What was the difference in the second half?
“We were holding ourselves back a little bit. At halftime we talked about how against pressure, we were trying not to make a mistake. And it was also finding our whole hearts,” Pope said. “It was the process that every team in this tournament is going to go through. A team that puts pressure up front is just begging for you to tear them to pieces on the back side. If you can attack the beginning of it and make plays on the back side. It was there the whole night. We just got more comfortable, which is what we thought we would do. We kept talking about finding a rhythm. That’s why these games are fun because you have a chance to break it open like that.”
“I think it was just us playing, having fun and trusting each other,” said Lohner of the 21-0 second-half run, which included 3-pointers by Gideon George, Barcello, Spencer Johnson and Trevin Knell. “We also started to get stops more and more in the second half. Those stops led to transition buckets and gave us some juice on the offensive end.”
George finished with 16 points, Barcello ended up with 14 (with five assists), Fousseyni Traore had 11 and Knell added 10. Atiki Ally Atiki contributed eight points and a team-high nine rebounds.
Te’Jon Lucas scored six points and dished out seven assists and Johnson had six points, four rebounds and three assists.
That 21-0 run was the difference-maker.
“At that point of the game, it just kind of clicked. Everyone was looking at each other differently. We were on attack mode,” Lohner said. “We were trying to score the ball, getting stops, talking loud on defense. We did the right things to help us win. At the beginning of the game, some of that wasn’t completely there.”

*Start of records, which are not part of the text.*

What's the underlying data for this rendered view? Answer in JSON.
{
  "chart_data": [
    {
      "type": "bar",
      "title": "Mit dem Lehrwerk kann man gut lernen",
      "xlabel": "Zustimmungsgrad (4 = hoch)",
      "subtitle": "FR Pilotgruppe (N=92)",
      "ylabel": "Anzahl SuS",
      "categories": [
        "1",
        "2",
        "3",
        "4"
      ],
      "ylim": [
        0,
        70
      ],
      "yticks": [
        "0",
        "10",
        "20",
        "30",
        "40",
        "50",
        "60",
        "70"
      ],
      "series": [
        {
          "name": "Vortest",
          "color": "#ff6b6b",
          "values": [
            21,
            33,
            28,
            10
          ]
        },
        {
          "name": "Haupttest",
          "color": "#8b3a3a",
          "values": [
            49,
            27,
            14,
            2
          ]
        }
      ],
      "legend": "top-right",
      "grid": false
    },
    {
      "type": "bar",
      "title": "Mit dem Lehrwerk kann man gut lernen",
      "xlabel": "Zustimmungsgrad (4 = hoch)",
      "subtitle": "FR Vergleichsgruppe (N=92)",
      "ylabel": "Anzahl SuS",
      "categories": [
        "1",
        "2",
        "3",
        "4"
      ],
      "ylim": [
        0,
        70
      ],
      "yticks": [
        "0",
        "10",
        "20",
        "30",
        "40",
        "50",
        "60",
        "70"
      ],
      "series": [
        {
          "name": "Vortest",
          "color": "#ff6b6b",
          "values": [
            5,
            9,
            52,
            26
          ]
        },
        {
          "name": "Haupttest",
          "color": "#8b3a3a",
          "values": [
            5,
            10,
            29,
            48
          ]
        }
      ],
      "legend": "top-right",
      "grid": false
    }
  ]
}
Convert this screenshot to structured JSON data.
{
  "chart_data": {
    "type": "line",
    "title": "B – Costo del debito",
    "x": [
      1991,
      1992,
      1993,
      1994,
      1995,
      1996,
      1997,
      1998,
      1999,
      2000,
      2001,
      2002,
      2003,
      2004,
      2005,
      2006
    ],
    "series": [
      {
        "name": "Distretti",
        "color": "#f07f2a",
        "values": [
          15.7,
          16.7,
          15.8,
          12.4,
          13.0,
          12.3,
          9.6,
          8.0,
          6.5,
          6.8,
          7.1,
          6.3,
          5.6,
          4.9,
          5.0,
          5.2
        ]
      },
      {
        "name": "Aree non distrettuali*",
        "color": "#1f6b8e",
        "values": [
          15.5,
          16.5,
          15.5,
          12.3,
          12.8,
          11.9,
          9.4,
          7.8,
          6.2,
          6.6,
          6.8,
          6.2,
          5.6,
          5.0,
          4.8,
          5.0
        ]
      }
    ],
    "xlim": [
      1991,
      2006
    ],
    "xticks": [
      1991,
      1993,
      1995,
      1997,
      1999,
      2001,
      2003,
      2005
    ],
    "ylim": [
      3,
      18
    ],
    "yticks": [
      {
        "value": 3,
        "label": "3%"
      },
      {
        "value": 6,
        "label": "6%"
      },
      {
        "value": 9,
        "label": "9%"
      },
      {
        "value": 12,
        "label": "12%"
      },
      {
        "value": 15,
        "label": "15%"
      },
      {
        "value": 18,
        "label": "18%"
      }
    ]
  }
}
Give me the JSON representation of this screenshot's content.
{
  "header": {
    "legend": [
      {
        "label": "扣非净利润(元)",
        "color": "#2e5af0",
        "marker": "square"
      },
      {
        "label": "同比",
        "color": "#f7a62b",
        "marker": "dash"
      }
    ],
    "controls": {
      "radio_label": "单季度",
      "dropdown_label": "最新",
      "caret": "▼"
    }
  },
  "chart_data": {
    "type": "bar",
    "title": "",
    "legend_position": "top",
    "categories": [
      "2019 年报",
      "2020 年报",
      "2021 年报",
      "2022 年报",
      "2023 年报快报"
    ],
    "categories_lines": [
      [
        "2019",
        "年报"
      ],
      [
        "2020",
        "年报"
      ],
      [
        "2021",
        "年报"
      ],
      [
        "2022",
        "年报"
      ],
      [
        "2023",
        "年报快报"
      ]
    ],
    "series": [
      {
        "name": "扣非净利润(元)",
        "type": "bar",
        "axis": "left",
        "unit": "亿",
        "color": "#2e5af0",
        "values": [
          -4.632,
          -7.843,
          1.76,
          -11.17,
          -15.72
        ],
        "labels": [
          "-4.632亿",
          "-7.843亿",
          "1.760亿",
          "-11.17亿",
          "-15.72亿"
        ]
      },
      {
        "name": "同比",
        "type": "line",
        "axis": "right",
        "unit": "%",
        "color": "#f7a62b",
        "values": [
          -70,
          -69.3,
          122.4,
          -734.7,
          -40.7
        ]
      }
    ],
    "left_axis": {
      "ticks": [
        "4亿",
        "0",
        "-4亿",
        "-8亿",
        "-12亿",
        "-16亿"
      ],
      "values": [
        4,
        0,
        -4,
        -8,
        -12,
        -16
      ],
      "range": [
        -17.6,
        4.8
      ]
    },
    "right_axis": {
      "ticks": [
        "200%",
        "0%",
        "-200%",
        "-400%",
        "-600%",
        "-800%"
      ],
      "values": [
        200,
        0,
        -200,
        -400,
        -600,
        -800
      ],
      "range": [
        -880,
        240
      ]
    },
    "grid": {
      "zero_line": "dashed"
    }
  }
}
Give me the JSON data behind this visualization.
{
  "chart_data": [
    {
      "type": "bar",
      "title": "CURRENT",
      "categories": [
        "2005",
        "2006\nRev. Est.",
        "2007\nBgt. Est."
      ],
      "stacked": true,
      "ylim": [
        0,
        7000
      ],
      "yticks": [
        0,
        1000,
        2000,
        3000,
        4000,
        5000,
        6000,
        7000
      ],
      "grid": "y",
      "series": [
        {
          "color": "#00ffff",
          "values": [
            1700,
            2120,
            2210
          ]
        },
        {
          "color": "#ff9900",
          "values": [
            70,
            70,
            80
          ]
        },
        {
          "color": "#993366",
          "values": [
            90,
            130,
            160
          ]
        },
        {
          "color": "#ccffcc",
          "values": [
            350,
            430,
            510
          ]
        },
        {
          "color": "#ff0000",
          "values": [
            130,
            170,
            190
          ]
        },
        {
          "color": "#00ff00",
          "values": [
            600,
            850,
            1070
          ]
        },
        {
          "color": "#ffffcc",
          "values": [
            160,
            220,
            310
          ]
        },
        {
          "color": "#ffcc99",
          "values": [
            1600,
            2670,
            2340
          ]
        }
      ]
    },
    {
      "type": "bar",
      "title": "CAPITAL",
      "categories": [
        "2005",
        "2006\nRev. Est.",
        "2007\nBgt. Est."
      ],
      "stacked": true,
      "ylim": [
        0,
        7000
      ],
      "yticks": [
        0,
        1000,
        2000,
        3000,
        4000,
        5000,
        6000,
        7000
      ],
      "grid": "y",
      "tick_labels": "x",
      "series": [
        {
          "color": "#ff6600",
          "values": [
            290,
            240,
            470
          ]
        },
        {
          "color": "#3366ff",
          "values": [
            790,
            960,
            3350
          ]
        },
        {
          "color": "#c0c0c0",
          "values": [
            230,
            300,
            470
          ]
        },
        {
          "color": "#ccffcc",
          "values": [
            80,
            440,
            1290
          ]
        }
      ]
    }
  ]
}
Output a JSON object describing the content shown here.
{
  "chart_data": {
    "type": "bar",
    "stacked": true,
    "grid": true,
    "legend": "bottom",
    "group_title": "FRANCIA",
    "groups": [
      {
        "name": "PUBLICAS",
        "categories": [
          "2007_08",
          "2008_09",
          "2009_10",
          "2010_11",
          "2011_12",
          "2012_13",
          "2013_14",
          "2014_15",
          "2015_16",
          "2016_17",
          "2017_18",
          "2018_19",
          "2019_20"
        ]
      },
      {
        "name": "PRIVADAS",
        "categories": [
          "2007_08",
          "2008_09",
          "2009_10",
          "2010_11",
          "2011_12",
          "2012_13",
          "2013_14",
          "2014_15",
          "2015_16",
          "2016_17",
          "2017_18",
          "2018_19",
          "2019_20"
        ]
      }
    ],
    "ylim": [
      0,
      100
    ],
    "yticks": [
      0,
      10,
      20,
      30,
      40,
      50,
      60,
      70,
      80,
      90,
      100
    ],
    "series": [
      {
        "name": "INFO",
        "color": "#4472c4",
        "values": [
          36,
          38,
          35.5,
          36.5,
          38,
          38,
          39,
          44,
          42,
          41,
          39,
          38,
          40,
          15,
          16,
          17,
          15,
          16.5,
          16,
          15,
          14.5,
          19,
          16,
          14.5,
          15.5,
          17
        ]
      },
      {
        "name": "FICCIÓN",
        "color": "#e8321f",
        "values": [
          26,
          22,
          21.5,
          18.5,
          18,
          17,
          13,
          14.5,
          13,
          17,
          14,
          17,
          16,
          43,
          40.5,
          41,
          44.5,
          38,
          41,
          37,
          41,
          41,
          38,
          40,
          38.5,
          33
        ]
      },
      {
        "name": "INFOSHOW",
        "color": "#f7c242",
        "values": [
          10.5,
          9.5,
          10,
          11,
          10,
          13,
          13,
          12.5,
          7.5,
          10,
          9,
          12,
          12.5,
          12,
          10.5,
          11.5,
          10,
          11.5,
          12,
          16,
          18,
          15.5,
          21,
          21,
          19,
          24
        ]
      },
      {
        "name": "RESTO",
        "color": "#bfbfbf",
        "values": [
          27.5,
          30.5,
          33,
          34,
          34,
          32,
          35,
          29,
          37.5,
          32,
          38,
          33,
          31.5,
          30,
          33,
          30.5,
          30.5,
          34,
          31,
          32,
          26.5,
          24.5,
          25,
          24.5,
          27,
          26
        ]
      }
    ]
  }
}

LBSU guard Joel Murray scored a game-high 24 points while Colin Slater, the Big West Player of the Year, finished with 15 before fouling out.
Pope loved how his team was able to break Long Beach State’s press and turn those into scoring opportunities.
“This was going to be a really fun game to start the NIT in. It’s a game that could be disastrous but it could be exactly what the doctor ordered in terms of making plays,” he said. “The question was, do we respond to the pressure well and take advantage of all the openings behind it. Can we be good decision-makers and take care of the ball? Or are we going to get crushed by the pressure? The way they play, they force you to make decisions. I thought Caleb was unbelievable at the point of attack, making decisions. It’s a game that begs for assists.”
So with the win, the Cougars kept their season alive and it’s on to the second round of the NIT.
“We weren’t our very best in the first half,” Pope said. “But we believed that if we kept knocking on the door, the game would come to us. The guys did that.”